A trickle-bed reactor is a fixed bed where liquid flows without filling the spaces between particles. Like with the fixed bed reactors, the liquid typically flows downward. At the same time, gas is flowing upward. The primary use for trickle-bed reactors is hydrotreatment reactions (hydrodesulfurization and hydrodemetalation of heavy crude oil, hydrodeasphaltenization of coal tar). This reactor is often utilized in order to handle feeds with extremely high boiling points.

====Moving bed reactors====
A moving bed reactor has a fluid phase that passes up through a packed bed. Solid is fed into the top of the reactor and moves down. It is removed at the bottom. Moving bed reactors require special control valves to maintain close control of the solids. For this reason, moving bed reactors are less frequently used than the above two reactors. Moving bed reactors are most suitable for solid content below 10% and is generally used where the solids (primarily catalyst) have high surface area due to its size in microns.

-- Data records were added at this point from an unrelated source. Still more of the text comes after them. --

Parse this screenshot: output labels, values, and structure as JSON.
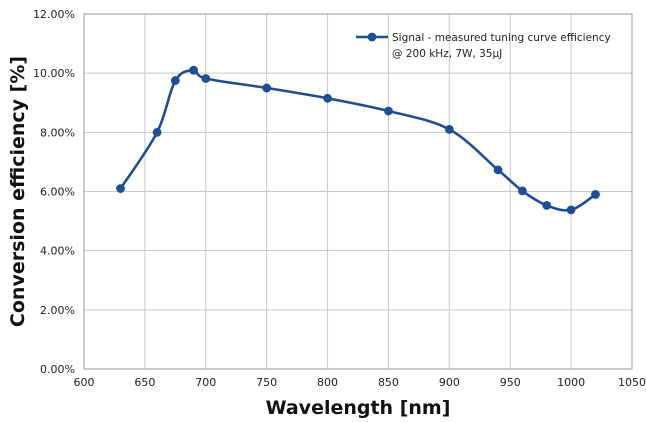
{
  "chart_data": {
    "type": "line",
    "xlabel": "Wavelength [nm]",
    "ylabel": "Conversion efficiency [%]",
    "xlim": [
      600,
      1050
    ],
    "ylim": [
      0,
      12
    ],
    "x_ticks": [
      "600",
      "650",
      "700",
      "750",
      "800",
      "850",
      "900",
      "950",
      "1000",
      "1050"
    ],
    "y_ticks": [
      "0.00%",
      "2.00%",
      "4.00%",
      "6.00%",
      "8.00%",
      "10.00%",
      "12.00%"
    ],
    "grid": true,
    "legend_position": "top-right",
    "colors": {
      "series": "#1f4e93",
      "grid": "#c8c8c8",
      "frame": "#9a9a9a"
    },
    "series": [
      {
        "name": "Signal - measured tuning curve efficiency",
        "name_line2": "@ 200 kHz, 7W, 35µJ",
        "x": [
          630,
          660,
          675,
          690,
          700,
          750,
          800,
          850,
          900,
          940,
          960,
          980,
          1000,
          1020
        ],
        "y": [
          6.1,
          8.0,
          9.75,
          10.1,
          9.82,
          9.5,
          9.15,
          8.72,
          8.1,
          6.73,
          6.02,
          5.53,
          5.38,
          5.9
        ]
      }
    ]
  }
}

====Rotating bed reactors====
A rotating bed reactor (RBR) holds a packed bed fixed within a basket with a central hole. When the basket is spinning immersed in a fluid phase, the inertia forces created by the spinning motion forces the fluid outwards, thereby creating a circulating flow through the rotating packed bed. The rotating bed reactor is a rather new invention that shows high rates of mass transfer and good fluid mixing. RBR type reactors have frequently been applied in high-value biocatalysis reactions, there offering convenient reuse of immobilized enzymes while preventing mechanical damage of the solid-phase catalysts. RBR constructions are also emerging in the nuclear energy industry to purify liquid waste on the scale of 100's of cubic meters.

===Reactors with significant motion of catalyst particles===

====Fluidized bed reactors====

A fluidized bed reactor suspends small particles of catalyst by the upward motion of the fluid to be reacted. The fluid is typically a gas with a flow rate high enough to mix the particles without carrying them out of the reactor. The particles are much smaller than those for the above reactors. Typically on the scale of 10-300 microns. One key advantage of using a fluidized bed reactor is the ability to achieve a highly uniform temperature in the reactor. The fluidized bed reactors are best for bio-catalysts or enzymes doped on solids since the solid are fluidized by the working fluid and there is no mechanical impact on the solids.

====Slurry reactors====
A slurry reactor contains the catalyst in a powdered or granular form. This reactor is typically used when one reactant is a gas and the other a liquid while the catalyst is a solid. The reactant gas is put through the liquid and dissolved. It then diffuses onto the catalyst surface.
Slurry reactors can use very fine particles and this can lead to problems of separation of catalyst from the liquid.
Trickle-bed reactors don't have this problem and this is a big advantage of trickle-bed reactor. Unfortunately these large particles in trickle bed means much lower reaction rate.
Overall, the trickle bed is simpler, the slurry reactors usually has a high reaction rate and the fluidized bed is somewhat in-between.